C.J. Polychroniou: Climate emergency facts are piling up almost on a daily basis — extreme heat waves in various parts of the U.S. and Canada, with temperatures rising even above 49 degrees Celsius (over 120 degrees Fahrenheit); deadly floods in western Europe, with close to 200 dead and hundreds remaining unaccounted for in the flooding; and Moscow experienced its second-hottest June. In fact, the extreme weather conditions even have climate scientists surprised, and they are now wondering about the accuracy of prediction models. What are your thoughts on these matters? It appears that the world is losing the war against global warming.

Noam Chomsky: You probably remember that three years ago, Oxford physicist Raymond Pierrehumbert, a lead author of the just-released Intergovernmental Panel on Climate Change (IPCC) report, wrote that “it’s time to panic…. We are in deep trouble.”

What has been learned since only intensifies that warning. An IPCC draft report leaked to Agence France-Presse in June 2021 listed irreversible tipping points that are ominously close, warning of “progressively serious, centuries-long and, in some cases, irreversible consequences.”

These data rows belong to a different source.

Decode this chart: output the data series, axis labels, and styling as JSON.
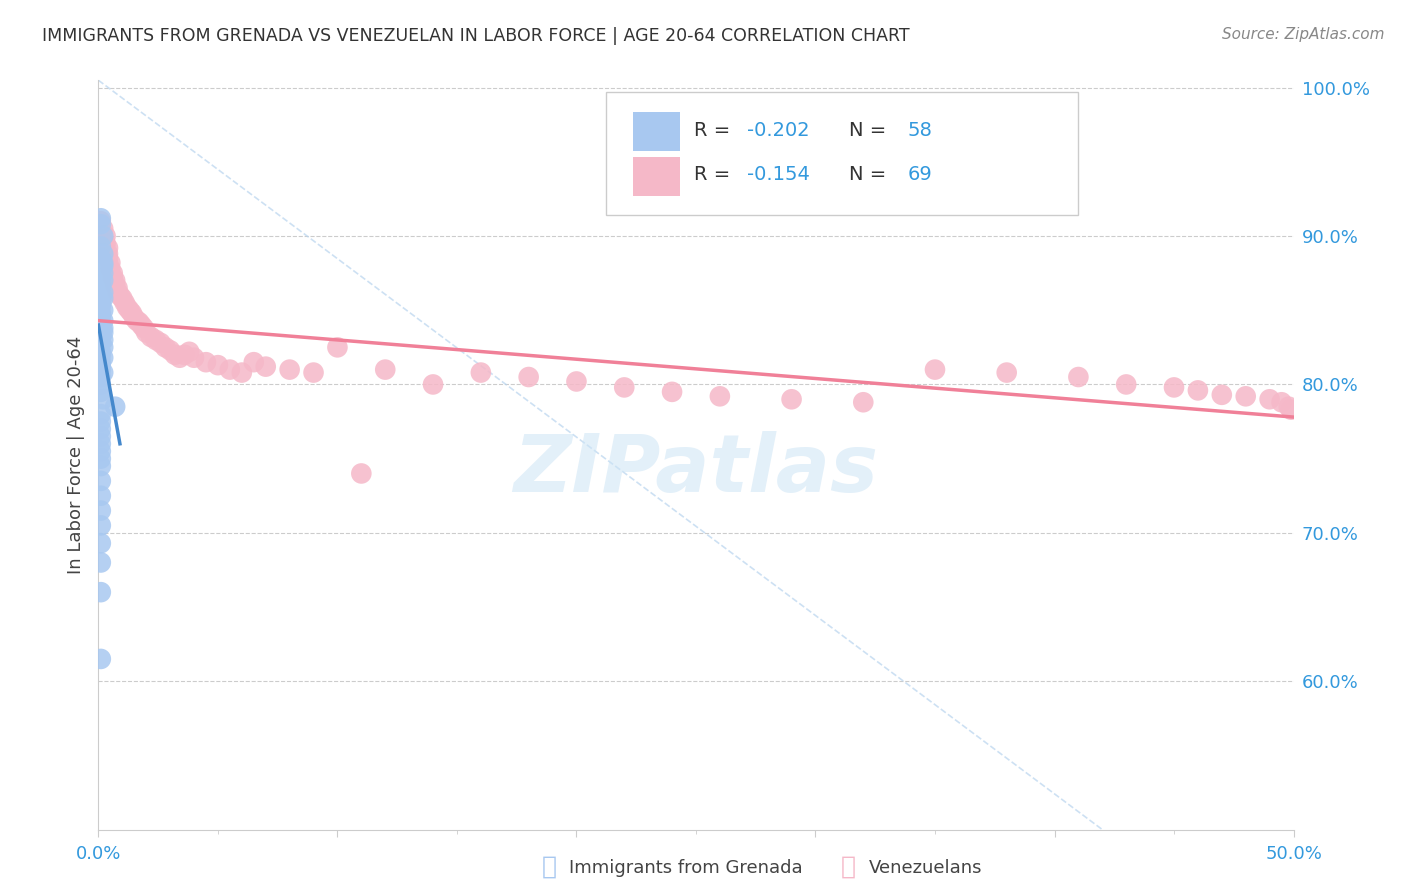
{
  "title": "IMMIGRANTS FROM GRENADA VS VENEZUELAN IN LABOR FORCE | AGE 20-64 CORRELATION CHART",
  "source": "Source: ZipAtlas.com",
  "ylabel": "In Labor Force | Age 20-64",
  "xlim": [
    0.0,
    0.5
  ],
  "ylim": [
    0.5,
    1.005
  ],
  "grenada_R": -0.202,
  "grenada_N": 58,
  "venezuelan_R": -0.154,
  "venezuelan_N": 69,
  "grenada_color": "#a8c8f0",
  "venezuelan_color": "#f5b8c8",
  "grenada_line_color": "#4488cc",
  "venezuelan_line_color": "#f08098",
  "watermark": "ZIPatlas",
  "grenada_x": [
    0.001,
    0.001,
    0.002,
    0.001,
    0.002,
    0.001,
    0.002,
    0.002,
    0.001,
    0.002,
    0.001,
    0.002,
    0.001,
    0.001,
    0.002,
    0.001,
    0.002,
    0.001,
    0.001,
    0.002,
    0.001,
    0.001,
    0.002,
    0.001,
    0.002,
    0.002,
    0.001,
    0.002,
    0.001,
    0.002,
    0.001,
    0.001,
    0.002,
    0.001,
    0.001,
    0.001,
    0.002,
    0.001,
    0.001,
    0.001,
    0.002,
    0.007,
    0.001,
    0.001,
    0.001,
    0.001,
    0.001,
    0.001,
    0.001,
    0.001,
    0.001,
    0.001,
    0.001,
    0.001,
    0.001,
    0.001,
    0.001,
    0.001
  ],
  "grenada_y": [
    0.912,
    0.908,
    0.9,
    0.893,
    0.888,
    0.885,
    0.882,
    0.88,
    0.878,
    0.875,
    0.872,
    0.87,
    0.868,
    0.865,
    0.862,
    0.86,
    0.858,
    0.855,
    0.853,
    0.85,
    0.848,
    0.845,
    0.843,
    0.84,
    0.838,
    0.835,
    0.833,
    0.83,
    0.828,
    0.825,
    0.822,
    0.82,
    0.818,
    0.815,
    0.812,
    0.81,
    0.808,
    0.805,
    0.8,
    0.795,
    0.79,
    0.785,
    0.78,
    0.775,
    0.77,
    0.765,
    0.76,
    0.755,
    0.75,
    0.745,
    0.735,
    0.725,
    0.715,
    0.705,
    0.693,
    0.68,
    0.66,
    0.615
  ],
  "venezuelan_x": [
    0.001,
    0.002,
    0.003,
    0.003,
    0.004,
    0.004,
    0.004,
    0.005,
    0.005,
    0.006,
    0.006,
    0.007,
    0.007,
    0.008,
    0.008,
    0.009,
    0.01,
    0.011,
    0.012,
    0.013,
    0.014,
    0.015,
    0.016,
    0.017,
    0.018,
    0.019,
    0.02,
    0.022,
    0.024,
    0.026,
    0.028,
    0.03,
    0.032,
    0.034,
    0.036,
    0.038,
    0.04,
    0.045,
    0.05,
    0.055,
    0.06,
    0.065,
    0.07,
    0.08,
    0.09,
    0.1,
    0.11,
    0.12,
    0.14,
    0.16,
    0.18,
    0.2,
    0.22,
    0.24,
    0.26,
    0.29,
    0.32,
    0.35,
    0.38,
    0.41,
    0.43,
    0.45,
    0.46,
    0.47,
    0.48,
    0.49,
    0.495,
    0.498,
    0.499
  ],
  "venezuelan_y": [
    0.91,
    0.905,
    0.9,
    0.895,
    0.892,
    0.888,
    0.885,
    0.882,
    0.878,
    0.875,
    0.872,
    0.87,
    0.867,
    0.865,
    0.862,
    0.86,
    0.858,
    0.855,
    0.852,
    0.85,
    0.848,
    0.845,
    0.843,
    0.842,
    0.84,
    0.838,
    0.835,
    0.832,
    0.83,
    0.828,
    0.825,
    0.823,
    0.82,
    0.818,
    0.82,
    0.822,
    0.818,
    0.815,
    0.813,
    0.81,
    0.808,
    0.815,
    0.812,
    0.81,
    0.808,
    0.825,
    0.74,
    0.81,
    0.8,
    0.808,
    0.805,
    0.802,
    0.798,
    0.795,
    0.792,
    0.79,
    0.788,
    0.81,
    0.808,
    0.805,
    0.8,
    0.798,
    0.796,
    0.793,
    0.792,
    0.79,
    0.788,
    0.785,
    0.783
  ]
}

Last November 3 was a narrow escape from what might well have been indescribable disaster. Another four years of Trump’s passionate racing to the abyss might have reached those tipping points. And if the denialist party returns to power, it may be too late to panic. We are indeed in deep trouble.

The leaked IPCC draft was from before the extreme weather events of summer 2021, which shocked climate scientists. Heating of the planet “is pretty much in line with climate model predictions from decades ago,” climate scientist Michael Mann observed, but “the rise in extreme weather is exceeding the predictions.” The reason seems to be an effect of heating of the atmosphere that had not been considered in climate studies: wobbling of the jet stream, which is causing the extreme events that have plagued much of the world in the past few weeks.

The frightening news has a good side. It may awaken global leaders to recognition of the horrors that they are creating. It’s conceivable that seeing what’s happening before their eyes might induce even the GOP and its Fox News echo chamber to indulge in a glimpse of reality.

We have seen signs of that in the COVID crisis. After years of immersion in their world of “alternative facts,” some Republican governors who have been mocking precautions are taking notice, now that the plague is striking their own states because of lack of preventive measures and vaccine refusal. As Florida took the lead nationwide in cases and deaths, Gov. Ron DeSantis backed way (only partially) from his ridicule — eliciting charges of selling out to the enemy from party stalwarts and perhaps endangering his presidential aspirations. A shift which might, however, be too late to influence the loyal party base that has been subjected to a stream of disinformation.

Possibly the sight of cities drowning and burning up may also dent GOP-Fox loyalty to the slogan “Death to intelligence, Viva death,” borrowed from the annals of fascism.

The denialism of environmental destruction naturally has an impact on public opinion. According to the most recent polls, for 58 percent of Republicans, climate change is “not an important concern.” A little over 40 percent deny that humans make a significant contribution to this impending catastrophe. And 44 percent think that “climate scientists have too much influence on climate policy debates.”

If there ever is a historical reckoning of this critical moment in history — possibly by some alien intelligence after humans have wrecked this planet — and if a Museum of Evil is established in memory of the crime, the GOP-Fox dyad will have a special room in their honor.